With Windows Phone, Microsoft has come from a standing position to overtake its rivals. Given its recent history, that’s a surprise
THE EVIL empire. The Borg. These were phrases commonly used to describe Microsoft just a few years ago.
In 2004, European authorities had just found the company guilty of abusing its dominant position with Windows to freeze out competitors. The original fine of €497 million ultimately swelled to €1.68 billion by 2008 as the US company failed to comply with the sanctions imposed by Europe.
During the middle of the last decade, the world’s largest software company was being dogged by security breaches in its flagship products. This ultimately led to a five-year lag between Windows XP and Windows Vista – the biggest gap between Windows releases ever – and when Vista arrived, it was a resource hog which failed to live up to expectations.
In parallel with all this, Microsoft was an also-ran in internet services and mobile, two of the fastest-growing areas of technology. The company clearly felt Google, in particular, had come to dominate in areas which were rightfully Microsoft’s. Little wonder it tried to buy the next emerging web giant, Facebook, for $15 billion in 2007. When its overtures were rejected, it consoled itself instead with buying 2.6 per cent of the social network for $240 million – a move that now looks like one of its more prescient internet investments.
Over the period of those events, I had more than a couple of differences of opinion with Microsoft executives and their handlers as I covered what I believed were major errors of strategy by the company.
The Web 2.0 movement was ushering in a new era of openness and collaboration which I felt the Redmond giant was going to fail to capitalise on spectacularly. In fact, I never thought I’d type the following sentence.
Microsoft’s recent approach to the web and mobile displays a more fundamental understanding of how people are going to want to engage with ubiquitous web access than Google, Apple and Facebook, the current leaders in the space.
My evidence for this claim? Three weeks spent living with Nokia’s Lumia 800, which runs the latest version of Windows Phone 7, codenamed Mango.

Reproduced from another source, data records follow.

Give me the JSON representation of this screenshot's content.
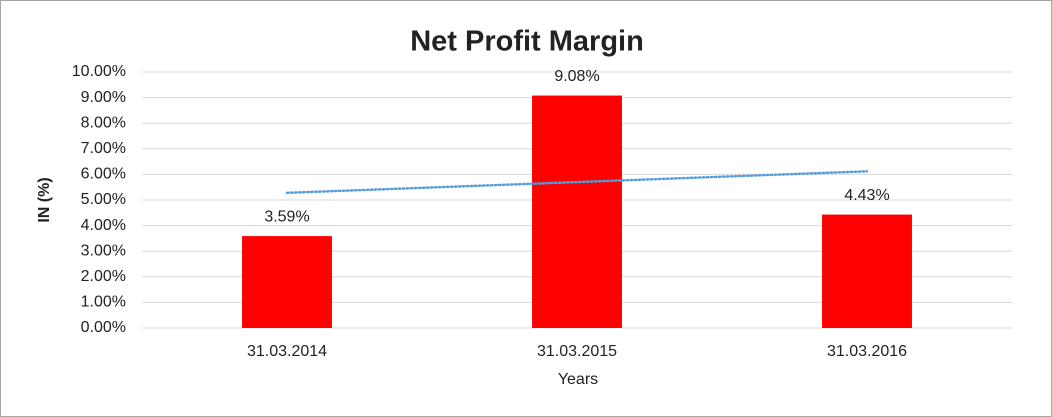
{
  "chart_data": {
    "type": "bar",
    "title": "Net Profit Margin",
    "x_label": "Years",
    "y_label": "IN (%)",
    "categories": [
      "31.03.2014",
      "31.03.2015",
      "31.03.2016"
    ],
    "values": [
      3.59,
      9.08,
      4.43
    ],
    "value_labels": [
      "3.59%",
      "9.08%",
      "4.43%"
    ],
    "color": "#ff0000",
    "ylim": [
      0,
      10
    ],
    "yticks": [
      {
        "value": 0,
        "label": "0.00%"
      },
      {
        "value": 1,
        "label": "1.00%"
      },
      {
        "value": 2,
        "label": "2.00%"
      },
      {
        "value": 3,
        "label": "3.00%"
      },
      {
        "value": 4,
        "label": "4.00%"
      },
      {
        "value": 5,
        "label": "5.00%"
      },
      {
        "value": 6,
        "label": "6.00%"
      },
      {
        "value": 7,
        "label": "7.00%"
      },
      {
        "value": 8,
        "label": "8.00%"
      },
      {
        "value": 9,
        "label": "9.00%"
      },
      {
        "value": 10,
        "label": "10.00%"
      }
    ],
    "grid": true,
    "trendline": {
      "type": "linear",
      "color": "#5b9bd5"
    }
  }
}
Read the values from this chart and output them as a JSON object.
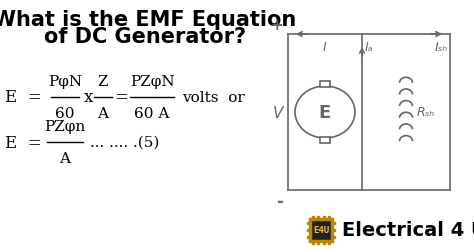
{
  "bg_color": "#ffffff",
  "title_line1": "What is the EMF Equation",
  "title_line2": "of DC Generator?",
  "title_fontsize": 15,
  "title_color": "#000000",
  "formula1_num1": "PφN",
  "formula1_den1": "60",
  "formula1_x": "x",
  "formula1_num2": "Z",
  "formula1_den2": "A",
  "formula1_num3": "PZφN",
  "formula1_den3": "60 A",
  "formula1_suffix": "volts  or",
  "formula2_num": "PZφn",
  "formula2_den": "A",
  "formula2_suffix": "... .... .(5)",
  "formula_fontsize": 11,
  "formula_color": "#000000",
  "circuit_color": "#666666",
  "label_I": "I",
  "label_Ia": "Iₐ",
  "label_Ish": "Iₛₕ",
  "label_V": "V",
  "label_E": "E",
  "label_Rsh": "Rₛₕ",
  "brand_text": "Electrical 4 U",
  "brand_color": "#000000",
  "brand_fontsize": 14,
  "chip_text": "E4U",
  "plus_label": "+",
  "minus_label": "-"
}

Up to about a year ago, one of the biggest hassles of bringing a new smartphone back to the office was negotiating with our IT department so that I could get it to speak to my desktop PC. With my first iPhone, that meant getting iTunes installed on the PC. With my first Android phone, things were a little easier but I still had to export my Outlook contacts on a PC, upload them to Gmail and then wirelessly synch them. But contacts added to my PC would not be copied to my phone.
Heading back to the office with the Lumia in my pocket, I expected I’d have to copy my contacts and other data to Microsoft’s Live services to get them on my phone. Unlike Apple and Google, though, Microsoft’s software doesn’t appear to be a Trojan horse designed to get you using their services, whether that’s iTunes or Google Maps. Want to add LinkedIn, Twitter, Facebook or Google accounts? Just input your username and password and Windows Phone does the rest.
These accounts don’t just live in discreet apps. The People feature shows me everyone with whom I am in contact on these networks mixed with the standard contact data you have on your phone.
Look up a contact and I have options to write on their Facebook wall or send them a Twitter message. Add an event to my diary and I can choose whether it’s stored on my corporate Outlook account, my Google calendar or on Windows Live.
And with its interface based on “live tiles”, Microsoft has shown the iPhone is not the be-all and end-all of interface design, while Google’s Android looks overly complex in comparison.
When it is introduced on PCs with the launch of Windows 8, possibly by the end of the year, it could quickly become ubiquitous.
There are other nice features, like the ability to access my Xbox Live account on my handset.
Windows Phone isn’t perfect, particularly when compared to the iPhone 4S or Samsung Galaxy Nexus. It is however a leap ahead of the original iPhone or first Android models.
One start-up veteran reacted to my tweets in favour of Windows Phone saying it’s fine if you have limited Facebook or Twitter feeds, otherwise it just becomes information overload. His company is developing for Windows Phone, which he said is very easy compared to the Apple and Google systems, and “could be key to [its] success”.
Microsoft may have little choice but to open up to services from its rivals – it’s playing a game of catch-up in what was in danger of becoming a two-horse Apple versus Google race – but its decisions in regard to Windows Phone contrast positively with recent moves by its competitors.
Google was slammed when it overlaid a social networking element on its search results, a feature called Search Plus your World. The only problem was “your World” was your network on Google+, not Twitter, Facebook or any other popular network.
Facebook is notorious for only allowing limited amounts of its pages to be accessed by search engines and seems to be inexorably moving to recreate the wider internet behind its own firewalls.
Apple controls its entire “stack” – hardware, software and services – and has been reluctant to let competitors in. Look how long it took for Google’s native Gmail client to get included in the App Store or for Norwegian minnow Opera to get its browser listed.
The move to the cloud may be one of the most hyped trends ever in technology, but we are moving to an era of services that will be accessed from a range of devices.
With Windows Phone, Microsoft has come from a standing position to overtake its rivals, certainly in terms of openness. Given its recent history, that’s quite a surprise.